Part One: The Good Son

By Mari Taketa

For the Love of Mom

One couple’s passion leads to bread-making. A young cook discovers life lessons in his grandmother’s restaurant. In this three-part series, Hawaii’s kitchens turn out stories of faith, sacrifice and enduring love across the islands and generations.

Parents

His mom worked too hard serving coffee behind someone else's lunch counter, so Eddie Flores bought her one of her own. But even that remarkable gift--which would launch L&L Hawaiian Barbecue into a national plate-lunch empire--doesn't begin to tell the real story.

Margaret Lum had enough unrealized dreams in her family even before her first children were born. She lost her mother to cholera when she was 5. Her father failed at his attempts to open his own restaurant. Sent from her Big Island home to be raised by an aunt in China, Margaret was trapped there by World War II. By the time she married musician Eduardo Flores, loss had instilled in her a fierce determination, and she held their growing family together through Eduardo’s stints in Hong Kong, Macao and Vietnam. Truck

When the family emigrated to America there was only enough money for Margaret, Eduardo and their four youngest to resettle in Hawaii. But she knew her oldest children had her drive.

Sixteen-year-old Eddie and his sister Josephine, 18, were sent to live with relatives in California until they could earn enough to repay them for the air fare from Hawaii, and then enough to pay their own way back.

“You have to understand Ed,” says Josephine. "When we were kids in Hong Kong, the rest of us would buy candy with our allowance and eat it all up. Except for Ed--he would wait until we had no money, then sell us Lifesavers on credit."

“In San Francisco we lived with different uncles. He would catch the bus two and a half hours to see me. When I had a kidney problem, he took every last penny he had and told me to go home to Hawaii. I said no, but that was the kind of person he was.”

By the time Eddie rejoined the family, he had supported himself through high school by working janitorial and stock boy jobs. He put himself through the University of Hawaii by charging $1.25 for admission to soccer movies he showed at Kuykendall Hall. By the time he was 25 he had his own real estate company. And by the time he was 28, he had the $22,000 to buy his mom the tiny L&L Drive-Inn at the end of the old Liliha Street trolley stop in Honolulu, a block from where the family was living in a dilapidated two-bedroom house.

“Ed see me working so hard, serving coffee at Lyn’s Delicatessen at Ala Moana Center,” says Margaret, now 79. “He look for some small business for me. I said no need! But he know I don’t have money.”

Family_oldEddie saw it differently. “For a Chinese immigrant it’s always a dream to own a restaurant,” he says. “I had just made money in my real estate investments, so being a good son, I bought my mother a restaurant.”

If his intent was to ease her life, it backfired. Margaret, who spoke little English and had no actual experience cooking in a restaurant, suddenly found herself working 80-hour weeks on her feet, grappling with unfamiliar plate-lunch specialties like kalua pig and Hawaiian-style curry and trying to master purchasing, cooking, management and finances. “Business not bad. I’m happy,” Margaret recalls. “But my legs all sore. Even now, my legs sore.”

Three years later varicose veins brought an end to her restaurant career, but Eddie had achieved more than he realized: Margaret would never go back to serving coffee, and his filial gift would turn into the recipe that launched the humble L&L into a national plate-lunch phenomenon. Today Eddie, 61, runs L&L Hawaiian Barbecue as president and CEO, while Johnson Kam, a longtime friend who bought Margaret’s share of the original restaurant, is chairman.

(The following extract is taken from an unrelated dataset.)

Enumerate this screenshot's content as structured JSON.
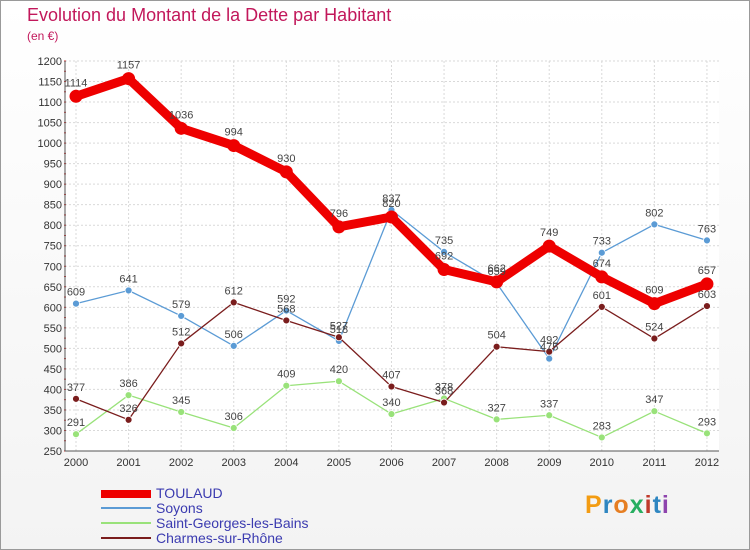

The formula for expansion is simple: look for cities with concentrations of Hawaii transplants, secure locations in strip malls, train managers in plate lunches and the aloha spirit, and tailor menus to local tastes. “We started with a basic menu of hamburger steaks, curry, stew, hamburgers. As we expanded, L&L was the first with mini plates and we introduced barbecue chicken, short ribs, chicken katsu, Spam musubi,” Eddie says. “But it’s really a shotgun approach: if somebody says we want to open here, I say let’s go for it.”

At last count L&L Hawaiian Barbecue had 185 franchises stretching as far away as New York City, all offering two scoops rice, macaroni salad and a local-style entrée. Lately Eddie has been talking about taking the operation full circle, back to his roots in Asia.

Margaret couldn’t care less. “I don’t want to worry too much,” she says. “I have good children. As long as Ed do OK, I’m OK.